We're in the dystopia right now, because of what social media is doing to our civic institutions and our society.
Part of Fall, or Dodge in Hell feels like a nightmare critique of current life: a meme-destroyed America can no longer tell truth from fiction, and augmented reality glasses make reality bend even further. To battle the overbearing flow of information, everyone has personal editors that curate their feeds… which leads to more reality bubbles. Stephenson admits that our current reality has gotten stranger and darker than most science fiction: "People talk about dystopian fiction and dystopian writers. But we're in the dystopia right now, because of what social media is doing to our civic institutions and our society."
But Fall goes further, spinning past that. A good half of the book takes place in a digital afterlife patterned on Forthrast's fantasy online game worlds, and starts to become a sprawling fantasy novel. Biblical overtones abound, with angels, Adam and Eve, and a storyline that Stephenson says is inspired by Paradise Lost.
It's not easy sailing. The book's level of detail is often daunting. Some sections seem to last forever. I found myself glued to it all, though. And, weeks after I finished reading, the ideas are burning in my brain. Some chapters have ideas that could seed full novels of their own.

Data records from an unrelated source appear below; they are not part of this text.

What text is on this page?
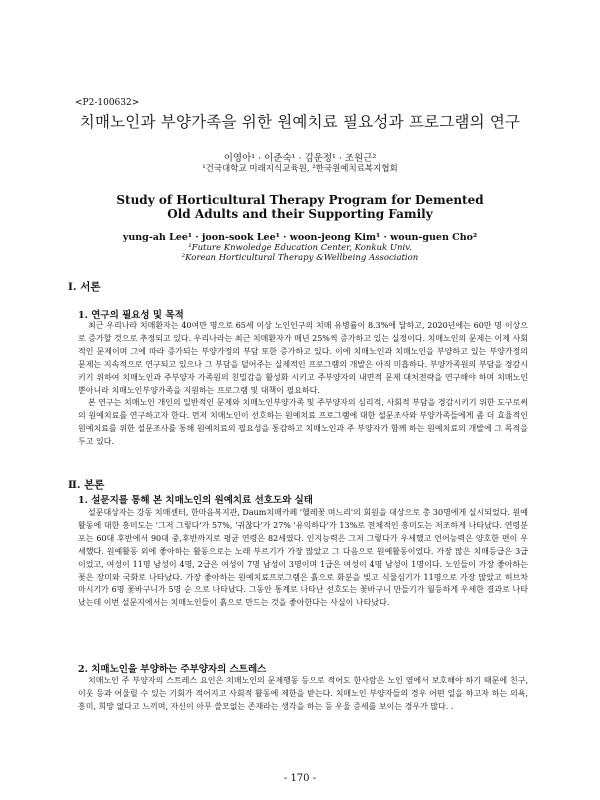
<P2-100632>
치매노인과 부양가족을 위한 원예치료 필요성과 프로그램의 연구
이영아¹ · 이준숙¹ · 김운정¹ · 조원근²
¹건국대학교 미래지식교육원, ²한국원예치료복지협회
Study of Horticultural Therapy Program for Demented Old Adults and their Supporting Family
yung-ah Lee¹ · joon-sook Lee¹ · woon-jeong Kim¹ · woun-guen Cho²
¹Future Knwoledge Education Center, Konkuk Univ.
²Korean Horticultural Therapy &Wellbeing Association
Ⅰ. 서론
1. 연구의 필요성 및 목적

최근 우리나라 치매환자는 40여만 명으로 65세 이상 노인인구의 치매 유병률이 8.3%에 달하고, 2020년에는 60만 명 이상으로 증가할 것으로 추정되고 있다. 우리나라는 최근 치매환자가 매년 25%씩 증가하고 있는 실정이다. 치매노인의 문제는 이제 사회적인 문제이며 그에 따라 증가되는 부양가정의 부담 또한 증가하고 있다. 이에 치매노인과 치매노인을 부양하고 있는 부양가정의 문제는 지속적으로 연구되고 있으나 그 부담을 덜어주는 실제적인 프로그램의 개발은 아직 미흡하다. 부양가족원의 부담을 경감시키기 위하여 치매노인과 주부양자 가족원의 친밀감을 활성화 시키고 주부양자의 내면적 문제 대처전략을 연구해야 하며 치매노인뿐아니라 치매노인부양가족을 지원하는 프로그램 및 대책이 필요하다.

본 연구는 치매노인 개인의 일반적인 문제와 치매노인부양가족 및 주부양자의 심리적, 사회적 부담을 경감시키기 위한 도구로써의 원예치료를 연구하고자 한다. 먼저 치매노인이 선호하는 원예치료 프로그램에 대한 설문조사와 부양가족들에게 좀 더 효율적인 원예치료를 위한 설문조사를 통해 원예치료의 필요성을 통감하고 치매노인과 주 부양자가 함께 하는 원예치료의 개발에 그 목적을 두고 있다.

Ⅱ. 본론
1. 설문지를 통해 본 치매노인의 원예치료 선호도와 실태

설문대상자는 강동 치매센터, 한마음복지관, Daum치매카페 '헬레꽃 며느리'의 회원을 대상으로 총 30명에게 실시되었다. 원예활동에 대한 흥미도는 '그저 그렇다'가 57%, '귀찮다'가 27% '유익하다'가 13%로 전체적인 흥미도는 저조하게 나타났다. 연령분포는 60대 후반에서 90대 중,후반까지로 평균 연령은 82세였다. 인지능력은 그저 그렇다가 우세했고 언어능력은 양호한 편이 우세했다. 원예활동 외에 좋아하는 활동으로는 노래 부르기가 가장 많았고 그 다음으로 원예활동이었다. 가장 많은 치매등급은 3급이었고, 여성이 11명 남성이 4명, 2급은 여성이 7명 남성이 3명이며 1급은 여성이 4명 남성이 1명이다. 노인들이 가장 좋아하는 꽃은 장미와 국화로 나타났다. 가장 좋아하는 원예치료프로그램은 흙으로 화분을 빚고 식물심기가 11명으로 가장 많았고 허브차 마시기가 6명 꽃바구니가 5명 순 으로 나타났다. 그동안 통계로 나타난 선호도는 꽃바구니 만들기가 월등하게 우세한 결과로 나타났는데 이번 설문지에서는 치매노인들이 흙으로 만드는 것을 좋아한다는 사실이 나타났다.

2. 치매노인을 부양하는 주부양자의 스트레스

치매노인 주 부양자의 스트레스 요인은 치매노인의 문제행동 등으로 적어도 한사람은 노인 옆에서 보호해야 하기 때문에 친구, 이웃 등과 어울릴 수 있는 기회가 적어지고 사회적 활동에 제한을 받는다. 치매노인 부양자들의 경우 어떤 일을 하고자 하는 의욕, 흥미, 희망 없다고 느끼며, 자신이 아무 쓸모없는 존재라는 생각을 하는 등 우울 증세를 보이는 경우가 많다. .

- 170 -
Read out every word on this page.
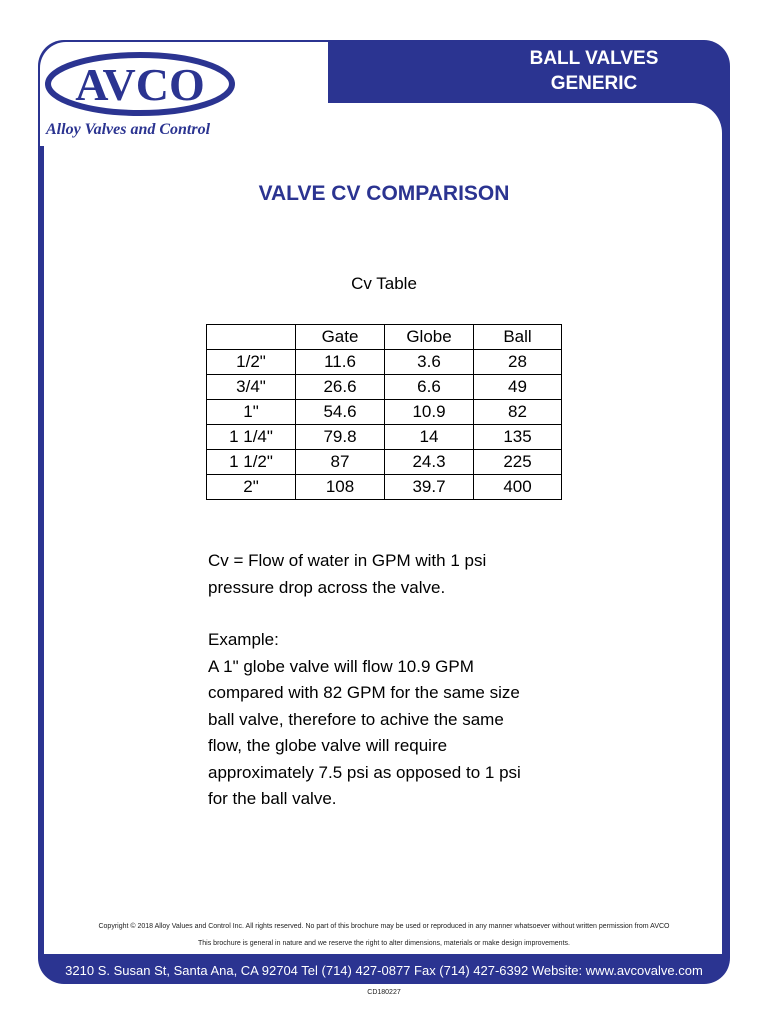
AVCO
Alloy Valves and Control
BALL VALVES
GENERIC
VALVE CV COMPARISON
Cv Table
	Gate	Globe	Ball
1/2"	11.6	3.6	28
3/4"	26.6	6.6	49
1"	54.6	10.9	82
1 1/4"	79.8	14	135
1 1/2"	87	24.3	225
2"	108	39.7	400

Cv = Flow of water in GPM with 1 psi

pressure drop across the valve.

Example:

A 1" globe valve will flow 10.9 GPM

compared with 82 GPM for the same size

ball valve, therefore to achive the same

flow, the globe valve will require

approximately 7.5 psi as opposed to 1 psi

for the ball valve.

Copyright © 2018 Alloy Values and Control Inc. All rights reserved. No part of this brochure may be used or reproduced in any manner whatsoever without written permission from AVCO
This brochure is general in nature and we reserve the right to alter dimensions, materials or make design improvements.
3210 S. Susan St, Santa Ana, CA 92704 Tel (714) 427-0877 Fax (714) 427-6392 Website: www.avcovalve.com
CD180227
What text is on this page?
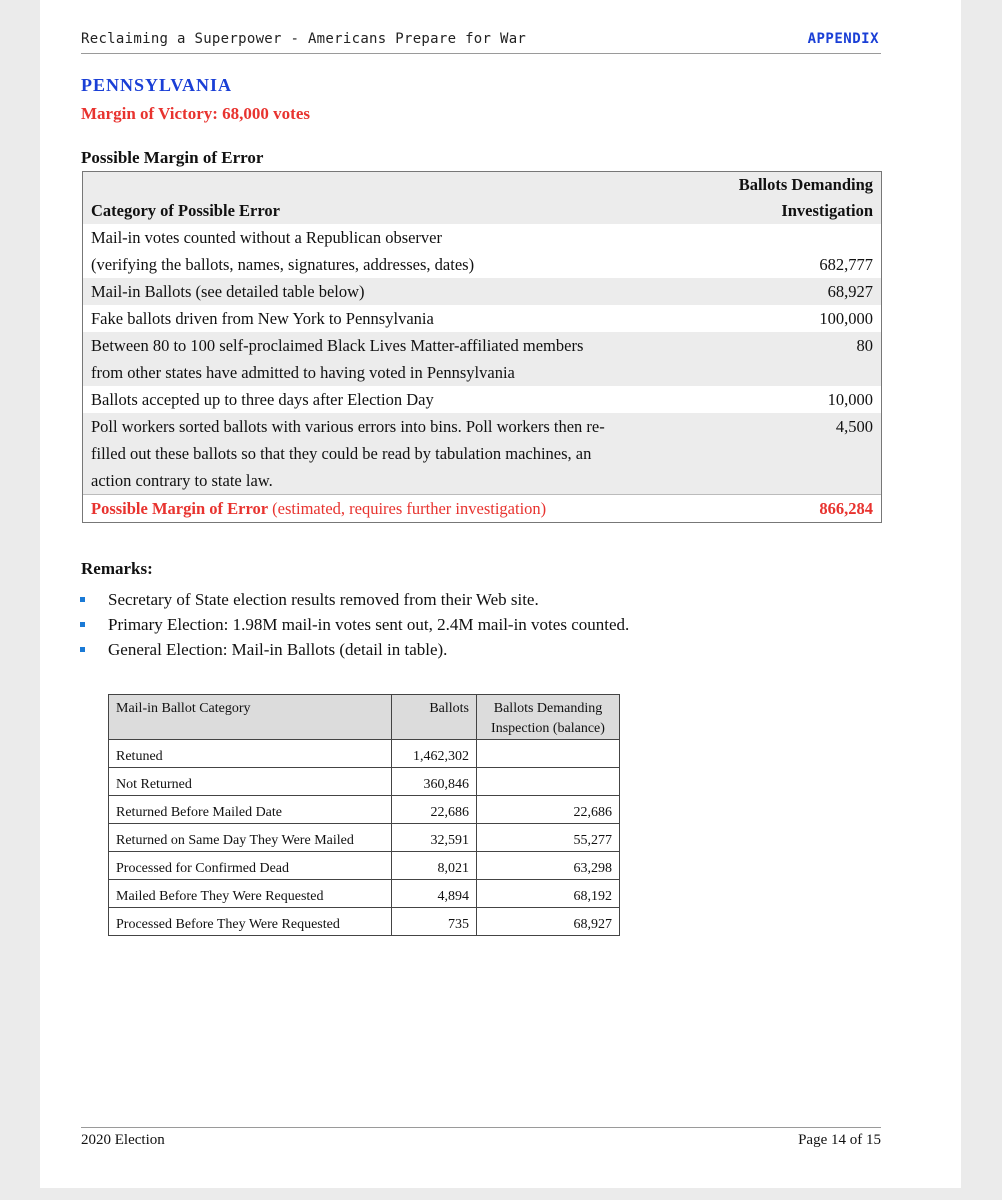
Reclaiming a Superpower - Americans Prepare for War	APPENDIX
PENNSYLVANIA
Margin of Victory: 68,000 votes
Possible Margin of Error
Category of Possible Error
Ballots Demanding
Investigation
Mail-in votes counted without a Republican observer
(verifying the ballots, names, signatures, addresses, dates)	682,777
Mail-in Ballots (see detailed table below)	68,927
Fake ballots driven from New York to Pennsylvania	100,000
Between 80 to 100 self-proclaimed Black Lives Matter-affiliated members
from other states have admitted to having voted in Pennsylvania
80
Ballots accepted up to three days after Election Day	10,000
Poll workers sorted ballots with various errors into bins. Poll workers then re-
filled out these ballots so that they could be read by tabulation machines, an
action contrary to state law.
4,500
Possible Margin of Error (estimated, requires further investigation)	866,284
Remarks:
Secretary of State election results removed from their Web site.
Primary Election: 1.98M mail-in votes sent out, 2.4M mail-in votes counted.
General Election: Mail-in Ballots (detail in table).
Mail-in Ballot Category	Ballots	Ballots Demanding
Inspection (balance)

Retuned	1,462,302	
Not Returned	360,846	
Returned Before Mailed Date	22,686	22,686
Returned on Same Day They Were Mailed	32,591	55,277
Processed for Confirmed Dead	8,021	63,298
Mailed Before They Were Requested	4,894	68,192
Processed Before They Were Requested	735	68,927
2020 Election	Page 14 of 15
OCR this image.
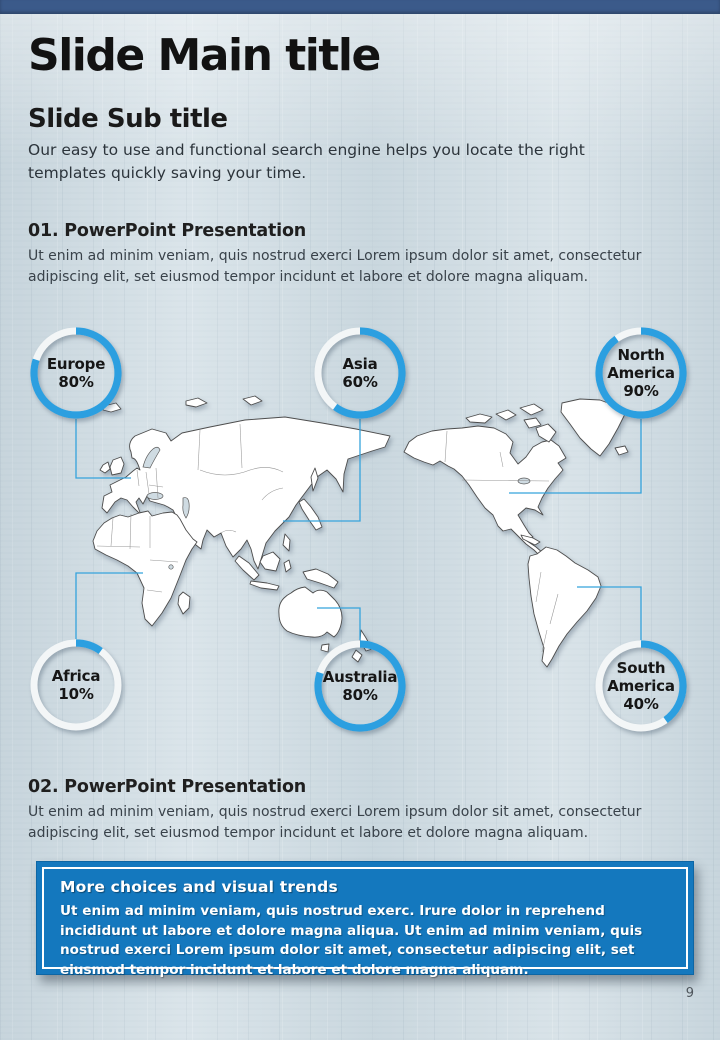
Slide Main title
Slide Sub title
Our easy to use and functional search engine helps you locate the right templates quickly saving your time.
01. PowerPoint Presentation
Ut enim ad minim veniam, quis nostrud exerci Lorem ipsum dolor sit amet, consectetur adipiscing elit, set eiusmod tempor incidunt et labore et dolore magna aliquam.
Europe
80%
Asia
60%
North America
90%
Africa
10%
Australia
80%
South America
40%
02. PowerPoint Presentation
Ut enim ad minim veniam, quis nostrud exerci Lorem ipsum dolor sit amet, consectetur adipiscing elit, set eiusmod tempor incidunt et labore et dolore magna aliquam.

More choices and visual trends

Ut enim ad minim veniam, quis nostrud exerc. Irure dolor in reprehend incididunt ut labore et dolore magna aliqua. Ut enim ad minim veniam, quis nostrud exerci Lorem ipsum dolor sit amet, consectetur adipiscing elit, set eiusmod tempor incidunt et labore et dolore magna aliquam.

9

The book has maps, by the way, a tip of the hat to sprawling epics like Lord of the Rings. "I've always loved fantasy and science fiction books with maps in them: you know, ever since Lord of the Rings, and Dune, and so on," says Stephenson. "I've always wanted to do one of those. And the new twist, in this case, is that instead of the landscape being a fixed thing that's always been there, it…kind of gets built out over time into a fully realized world." While a digital version is far more portable, seeing the occasional maps pop up in the book (there's a reason for them) makes the physical version worth it.
And by the way, if you're a frequent Stephenson reader, this book shares many familiar characters as other books: the Shaftoes and the Waterhouses of the Baroque Cycle and Cryptonomicon, and the ever-enigmatic character Enoch Root. Fall shares the same universe with those books and Reamde, but Stephenson says that this might be the end of that: "I mean, never say never. But right now, I would say it's a cycle that I have written. I think we've kind of wound that up with this latest book."